Hilman juga berharap agar Pihak Polres Samosir bisa secepatnya memproses permasalahan yang di alaminya

“Saya meminta agar Polres Samosir bisa serius dengan permasalahan saya, karena saya sudah punya bukti yang cukup untuk ini semua” Harap Hilman Naibaho

Baca Juga : Luar Biasa Kepala Desa Sijambur Diduga Serobot Lahan Milik OP.Kudin Naibaho Yang Sudah Bersertifikat Hak Milik

Menanggapi begitu banyaknya persoalan lahan di Kab.Samosir Yudi Irsandi Sikumbang SH yang juga Praktisi Hukum PERADI mengatakan Tentang dugaan Penyerobotan lahan milik warga yang sudah bersertifikat Itu jelas pelanggaran hukum.Sabtu,(08/07/2023)

Lanjut, Yudi yang juga Ketua Umum Jurnalis Rakyat Indonesia (JURI) menambahkan setiap membangun untuk kepentingan Masyarakat seharusnya Kepala Desa melihat tanah mana yang sudah terdaftar dalam aset keuangan.

“Seharusnya membangun kepentingan masyarakat itu di tanah Negara yang sudah terdaftar dalam aset keuangan”
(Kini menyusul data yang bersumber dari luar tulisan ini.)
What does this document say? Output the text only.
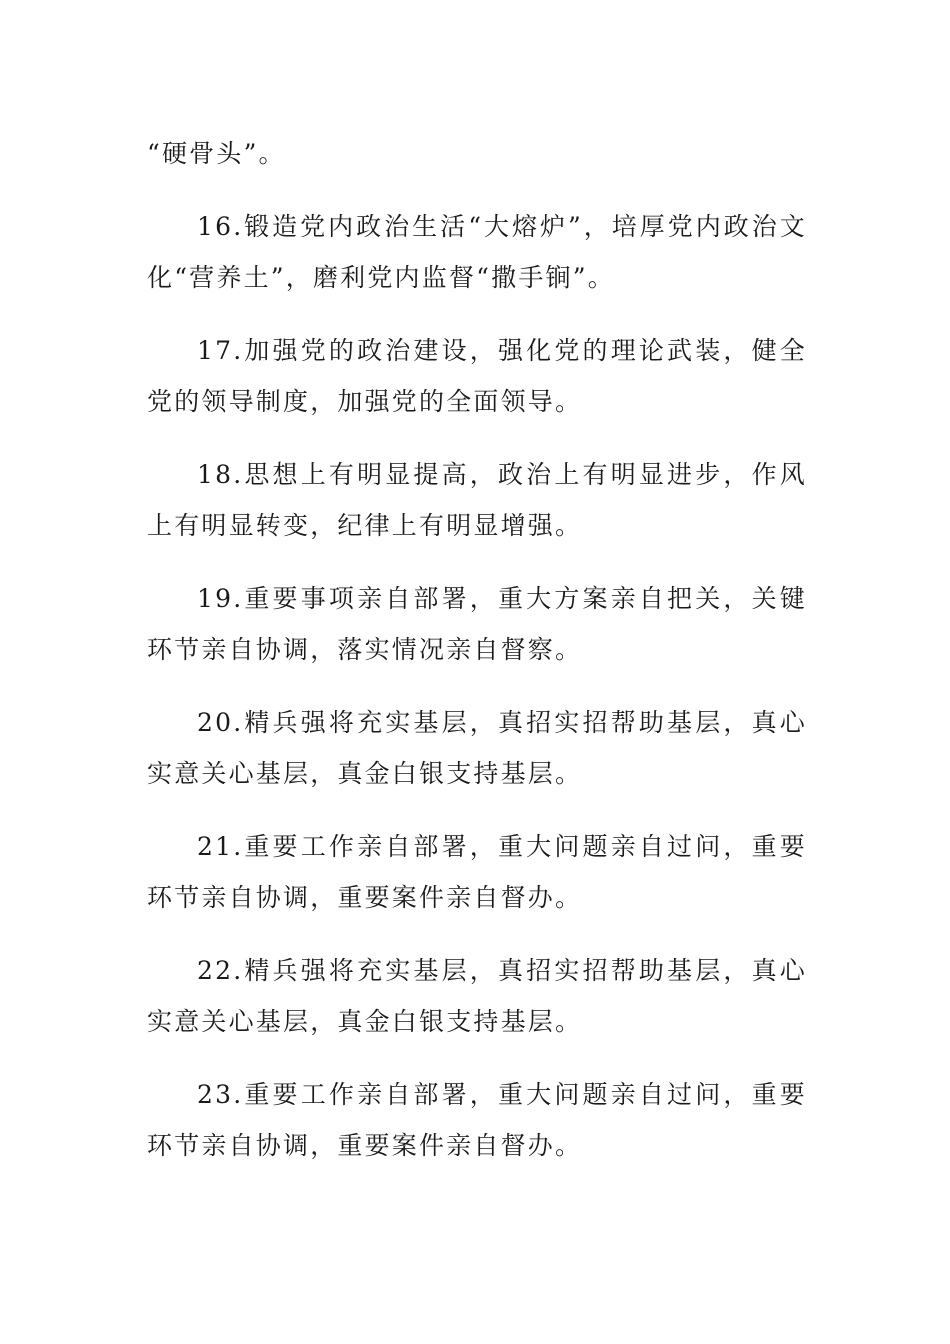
“硬骨头”。

16.锻造党内政治生活“大熔炉”，培厚党内政治文化“营养土”，磨利党内监督“撒手锏”。

17.加强党的政治建设，强化党的理论武装，健全党的领导制度，加强党的全面领导。

18.思想上有明显提高，政治上有明显进步，作风上有明显转变，纪律上有明显增强。

19.重要事项亲自部署，重大方案亲自把关，关键环节亲自协调，落实情况亲自督察。

20.精兵强将充实基层，真招实招帮助基层，真心实意关心基层，真金白银支持基层。

21.重要工作亲自部署，重大问题亲自过问，重要环节亲自协调，重要案件亲自督办。

22.精兵强将充实基层，真招实招帮助基层，真心实意关心基层，真金白银支持基层。

23.重要工作亲自部署，重大问题亲自过问，重要环节亲自协调，重要案件亲自督办。
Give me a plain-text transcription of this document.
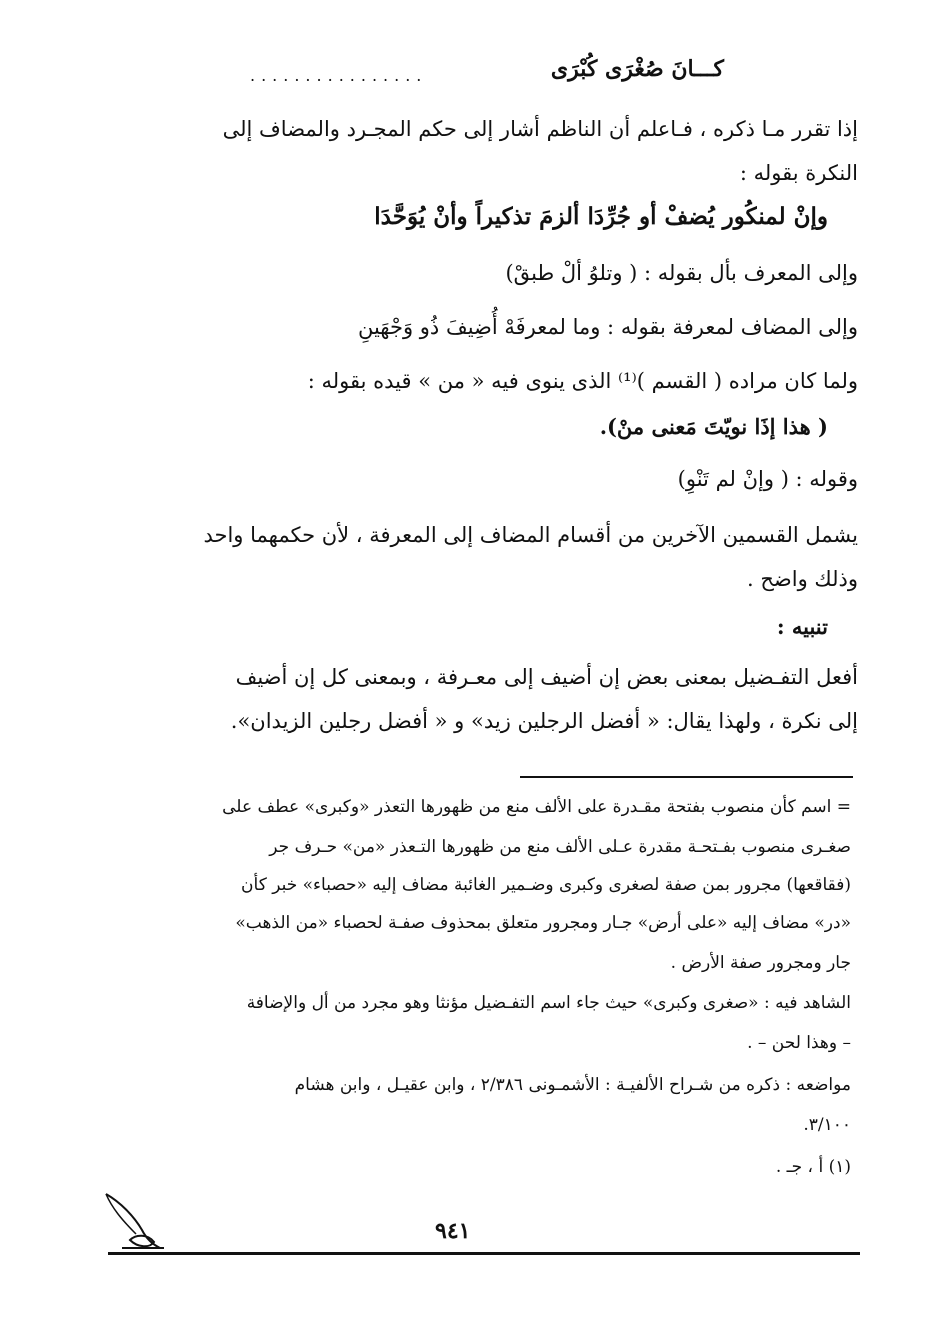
كـــانَ صُغْرَى كُبْرَى
................
إذا تقرر مـا ذكره ، فـاعلم أن الناظم أشار إلى حكم المجـرد والمضاف إلى
النكرة بقوله :
وإنْ لمنكُور يُضفْ أو جُرِّدَا ألزمَ تذكيراً وأنْ يُوَحَّدَا
وإلى المعرف بأل بقوله : ( وتلوُ ألْ طبقْ)
وإلى المضاف لمعرفة بقوله : وما لمعرفَهْ أُضِيفَ ذُو وَجْهَينِ
ولما كان مراده ( القسم )⁽¹⁾ الذى ينوى فيه « من » قيده بقوله :
( هذا إذَا نويّتَ مَعنى منْ).
وقوله : ( وإنْ لم تَنْوِ)
يشمل القسمين الآخرين من أقسام المضاف إلى المعرفة ، لأن حكمهما واحد
وذلك واضح .
تنبيه :
أفعل التفـضيل بمعنى بعض إن أضيف إلى معـرفة ، وبمعنى كل إن أضيف
إلى نكرة ، ولهذا يقال: « أفضل الرجلين زيد» و « أفضل رجلين الزيدان».
= اسم كأن منصوب بفتحة مقـدرة على الألف منع من ظهورها التعذر «وكبرى» عطف على
صغـرى منصوب بفـتحـة مقدرة عـلى الألف منع من ظهورها التـعذر «من» حـرف جر
(فقاقعها) مجرور بمن صفة لصغرى وكبرى وضـمير الغائبة مضاف إليه «حصباء» خبر كأن
«در» مضاف إليه «على أرض» جـار ومجرور متعلق بمحذوف صفـة لحصباء «من الذهب»
جار ومجرور صفة الأرض .
الشاهد فيه : «صغرى وكبرى» حيث جاء اسم التفـضيل مؤنثا وهو مجرد من أل والإضافة
– وهذا لحن – .
مواضعه : ذكره من شـراح الألفيـة : الأشمـونى ٢/٣٨٦ ، وابن عقيـل ، وابن هشام
٣/١٠٠.
(١) أ ، جـ .
٩٤١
Yudi kembali mengatakan tidakakan Kepala Desa atas kesepakatan atau perjanjian yang dibuat sebelumnya bisa batal demi hukum jika Kepala Desa tidak menepati atau mengingkari janjinya.

“Perjanjian atau kesepakatan yang di buat oleh pihak Kepala Desa dan Warganya bisa batal demi Hukum, karena Kepala Desa tidak menepati janjinya untuk mengganti lahan yang sudah di sepakati sebelumnya”

Yudi pun menjelaskan kembali prosedur perjanjian “Batal Demi Hukum” dan ” Dapat di Batalkan”

“Apabila suatu perjanjian tidak memenuhi syarat subjektif, maka perjanjian tersebut “DAPAT DIBATALKAN”. Dapat dibatalkan artinya salah satu pihak dapat memintakan pembatalan itu”

“Perjanjiannya sendiri tetap mengikat kedua belah pihak, selama tidak dibatalkan (oleh hakim) atas permintaan pihak yang berhak meminta pembatalan tadi (pihak yang tidak cakap atau pihak yang memberikan sepakatnya secara tidak bebas)”

“Sedangkan, jika suatu perjanjian tidak memenuhi syarat objektif, maka perjanjian tersebut adalah “BATAL DEMI HUKUM”. Batal demi hukum artinya adalah dari semula dianggap tidak pernah ada dilahirkan suatu perjanjian dan tidak pernah ada suatu perikatan”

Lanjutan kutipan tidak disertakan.